Moving Day
Visiting Western Massachussetts this weekend—Angelina sang at Tanglewood—we visited the Norman Rockwell Museum. It was beautiful in the Berkshires and while I can’t speak to the comprehensiveness of the collection, it was just what I wanted. Norman Rockwell is one of my favorite americana motifs to wallow in.
At the museum’s center was the Four Freedoms paintings. The feeling I had from reading that speech in high school—and the Port Huron Statement in college—is one of my most comforting whenever I get bogged in the cynicism of politics: that the current state of affairs (whatever they may be) is not for lack of dreams.
When looking at the paintings, I had to remind myself of the false appeal I hear to _better times. _As I learned from the museum, much of what I consider fantasy was that—the policy during the Great Depression was to avoid grim reality—or the lack of color among faces—the policy of the Saturday Evening Post was to only show african-americans if they were performing a service job.

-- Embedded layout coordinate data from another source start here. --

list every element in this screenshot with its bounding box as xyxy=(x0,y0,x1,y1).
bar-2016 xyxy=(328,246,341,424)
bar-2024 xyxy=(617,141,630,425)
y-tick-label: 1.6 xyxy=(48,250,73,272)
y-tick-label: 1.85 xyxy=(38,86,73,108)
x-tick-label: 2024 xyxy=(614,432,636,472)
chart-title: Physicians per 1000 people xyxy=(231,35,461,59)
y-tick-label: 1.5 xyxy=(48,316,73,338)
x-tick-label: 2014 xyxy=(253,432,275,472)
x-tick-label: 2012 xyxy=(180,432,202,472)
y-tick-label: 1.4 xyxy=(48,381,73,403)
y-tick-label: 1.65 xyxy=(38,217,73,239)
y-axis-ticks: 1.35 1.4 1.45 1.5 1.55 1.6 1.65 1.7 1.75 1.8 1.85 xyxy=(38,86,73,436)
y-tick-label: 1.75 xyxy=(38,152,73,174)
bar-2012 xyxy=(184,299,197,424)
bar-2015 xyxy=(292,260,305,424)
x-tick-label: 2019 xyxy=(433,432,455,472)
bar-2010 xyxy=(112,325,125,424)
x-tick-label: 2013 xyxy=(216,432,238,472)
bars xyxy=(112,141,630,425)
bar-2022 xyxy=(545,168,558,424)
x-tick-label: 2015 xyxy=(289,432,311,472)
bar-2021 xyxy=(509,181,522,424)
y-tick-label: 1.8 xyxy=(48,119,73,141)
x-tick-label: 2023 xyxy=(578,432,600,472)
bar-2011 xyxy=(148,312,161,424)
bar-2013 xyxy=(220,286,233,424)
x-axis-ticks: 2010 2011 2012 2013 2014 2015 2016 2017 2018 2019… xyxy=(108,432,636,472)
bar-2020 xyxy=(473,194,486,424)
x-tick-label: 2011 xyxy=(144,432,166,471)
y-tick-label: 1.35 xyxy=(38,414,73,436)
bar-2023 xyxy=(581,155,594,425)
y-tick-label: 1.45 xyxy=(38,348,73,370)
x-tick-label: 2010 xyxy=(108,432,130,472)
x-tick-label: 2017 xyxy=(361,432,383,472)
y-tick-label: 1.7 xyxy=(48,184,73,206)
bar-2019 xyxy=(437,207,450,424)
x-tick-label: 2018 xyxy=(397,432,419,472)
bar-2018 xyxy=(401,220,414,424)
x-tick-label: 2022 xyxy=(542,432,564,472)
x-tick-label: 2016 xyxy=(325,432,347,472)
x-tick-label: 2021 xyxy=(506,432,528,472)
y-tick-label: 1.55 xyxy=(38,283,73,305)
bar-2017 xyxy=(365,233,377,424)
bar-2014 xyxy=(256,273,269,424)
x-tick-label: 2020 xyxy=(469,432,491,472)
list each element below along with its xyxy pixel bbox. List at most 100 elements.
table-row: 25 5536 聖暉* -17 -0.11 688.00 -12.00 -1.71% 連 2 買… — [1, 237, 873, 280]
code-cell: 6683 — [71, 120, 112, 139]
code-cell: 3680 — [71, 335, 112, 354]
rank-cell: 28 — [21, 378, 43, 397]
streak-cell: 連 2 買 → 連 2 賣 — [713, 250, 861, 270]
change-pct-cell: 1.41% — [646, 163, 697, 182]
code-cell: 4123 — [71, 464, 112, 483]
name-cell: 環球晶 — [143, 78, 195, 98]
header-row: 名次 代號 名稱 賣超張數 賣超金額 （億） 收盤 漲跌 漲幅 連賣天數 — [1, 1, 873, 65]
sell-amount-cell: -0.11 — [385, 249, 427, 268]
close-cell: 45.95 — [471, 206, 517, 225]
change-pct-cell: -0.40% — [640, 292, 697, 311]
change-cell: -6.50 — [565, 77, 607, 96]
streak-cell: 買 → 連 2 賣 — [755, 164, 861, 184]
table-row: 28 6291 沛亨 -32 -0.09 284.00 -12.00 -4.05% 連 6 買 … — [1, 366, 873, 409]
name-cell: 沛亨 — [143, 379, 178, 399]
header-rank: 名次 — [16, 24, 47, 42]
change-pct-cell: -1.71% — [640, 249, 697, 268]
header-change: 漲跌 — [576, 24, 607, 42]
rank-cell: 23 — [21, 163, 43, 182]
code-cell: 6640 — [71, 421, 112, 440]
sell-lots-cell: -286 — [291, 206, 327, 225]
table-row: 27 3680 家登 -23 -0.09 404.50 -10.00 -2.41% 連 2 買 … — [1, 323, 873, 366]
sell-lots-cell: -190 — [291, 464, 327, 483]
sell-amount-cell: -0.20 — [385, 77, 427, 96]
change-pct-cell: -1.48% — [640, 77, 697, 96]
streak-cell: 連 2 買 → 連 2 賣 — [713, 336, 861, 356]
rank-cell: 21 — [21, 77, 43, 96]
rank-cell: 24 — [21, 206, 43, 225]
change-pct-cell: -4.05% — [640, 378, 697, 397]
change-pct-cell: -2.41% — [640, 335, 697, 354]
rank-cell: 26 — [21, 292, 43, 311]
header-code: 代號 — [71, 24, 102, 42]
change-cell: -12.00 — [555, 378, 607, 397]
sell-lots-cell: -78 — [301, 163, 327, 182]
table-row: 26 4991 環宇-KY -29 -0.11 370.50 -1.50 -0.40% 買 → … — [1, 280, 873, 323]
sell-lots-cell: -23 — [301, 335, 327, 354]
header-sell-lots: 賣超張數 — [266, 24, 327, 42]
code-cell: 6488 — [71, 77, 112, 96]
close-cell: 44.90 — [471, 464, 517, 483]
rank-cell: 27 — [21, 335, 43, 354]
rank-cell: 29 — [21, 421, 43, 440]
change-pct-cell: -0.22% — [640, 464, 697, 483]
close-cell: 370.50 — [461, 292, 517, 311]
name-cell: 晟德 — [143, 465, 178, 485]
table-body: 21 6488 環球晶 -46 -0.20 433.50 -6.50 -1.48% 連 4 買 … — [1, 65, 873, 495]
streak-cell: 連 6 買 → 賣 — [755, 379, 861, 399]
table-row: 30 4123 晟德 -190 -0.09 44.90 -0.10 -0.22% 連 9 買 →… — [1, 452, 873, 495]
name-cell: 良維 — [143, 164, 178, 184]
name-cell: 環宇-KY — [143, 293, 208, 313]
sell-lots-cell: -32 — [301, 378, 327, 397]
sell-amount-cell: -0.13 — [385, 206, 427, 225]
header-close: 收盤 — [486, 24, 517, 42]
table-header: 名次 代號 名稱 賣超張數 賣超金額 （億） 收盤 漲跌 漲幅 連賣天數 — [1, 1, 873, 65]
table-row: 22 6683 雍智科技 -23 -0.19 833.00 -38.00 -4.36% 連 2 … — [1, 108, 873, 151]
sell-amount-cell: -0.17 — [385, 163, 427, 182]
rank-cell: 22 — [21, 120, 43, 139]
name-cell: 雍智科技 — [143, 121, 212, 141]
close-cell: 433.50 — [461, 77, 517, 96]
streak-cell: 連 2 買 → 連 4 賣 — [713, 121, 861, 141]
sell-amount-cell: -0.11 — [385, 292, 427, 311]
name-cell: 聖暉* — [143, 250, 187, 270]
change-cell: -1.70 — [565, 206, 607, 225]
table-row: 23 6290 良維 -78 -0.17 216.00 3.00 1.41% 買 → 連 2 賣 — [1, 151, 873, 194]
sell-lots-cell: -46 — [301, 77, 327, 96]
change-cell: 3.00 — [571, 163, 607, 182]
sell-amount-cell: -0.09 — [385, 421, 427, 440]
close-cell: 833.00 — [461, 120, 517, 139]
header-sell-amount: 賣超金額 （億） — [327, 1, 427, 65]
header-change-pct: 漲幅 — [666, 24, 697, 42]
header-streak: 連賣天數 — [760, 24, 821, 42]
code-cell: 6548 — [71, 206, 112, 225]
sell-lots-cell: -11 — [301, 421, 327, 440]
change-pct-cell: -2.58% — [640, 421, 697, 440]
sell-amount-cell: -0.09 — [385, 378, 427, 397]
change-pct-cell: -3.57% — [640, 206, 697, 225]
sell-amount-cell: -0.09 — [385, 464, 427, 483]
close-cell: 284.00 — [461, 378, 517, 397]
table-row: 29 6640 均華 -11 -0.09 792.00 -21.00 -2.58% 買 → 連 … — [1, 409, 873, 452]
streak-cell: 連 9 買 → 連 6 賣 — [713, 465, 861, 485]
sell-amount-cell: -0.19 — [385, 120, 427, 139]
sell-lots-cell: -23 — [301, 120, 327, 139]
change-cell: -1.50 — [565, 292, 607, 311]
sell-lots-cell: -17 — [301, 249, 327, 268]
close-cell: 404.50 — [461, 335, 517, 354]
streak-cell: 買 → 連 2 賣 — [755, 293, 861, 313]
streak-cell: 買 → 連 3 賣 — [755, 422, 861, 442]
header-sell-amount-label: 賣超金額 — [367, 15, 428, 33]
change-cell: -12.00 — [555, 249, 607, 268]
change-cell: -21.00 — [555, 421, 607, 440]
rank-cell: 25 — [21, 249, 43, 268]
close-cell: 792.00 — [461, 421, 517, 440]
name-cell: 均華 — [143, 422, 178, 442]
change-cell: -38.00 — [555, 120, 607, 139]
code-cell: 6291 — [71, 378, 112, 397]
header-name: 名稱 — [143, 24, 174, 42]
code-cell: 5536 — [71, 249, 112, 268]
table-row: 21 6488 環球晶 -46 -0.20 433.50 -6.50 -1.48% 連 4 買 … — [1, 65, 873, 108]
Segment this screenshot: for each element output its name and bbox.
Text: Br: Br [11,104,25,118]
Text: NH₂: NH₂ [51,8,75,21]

As a tool, the drawings make a powerful message for equality and pluralism: Isn’t this wonderful? Shouldn’t have this idyllic life. This shouldn’t be an America reserved for just one race or class. Which brings up what all this harkens too—and ironically in this context, I am least moved by the I have a dream _part—_is that these paintings are the promissory notes of which all should be able to cash.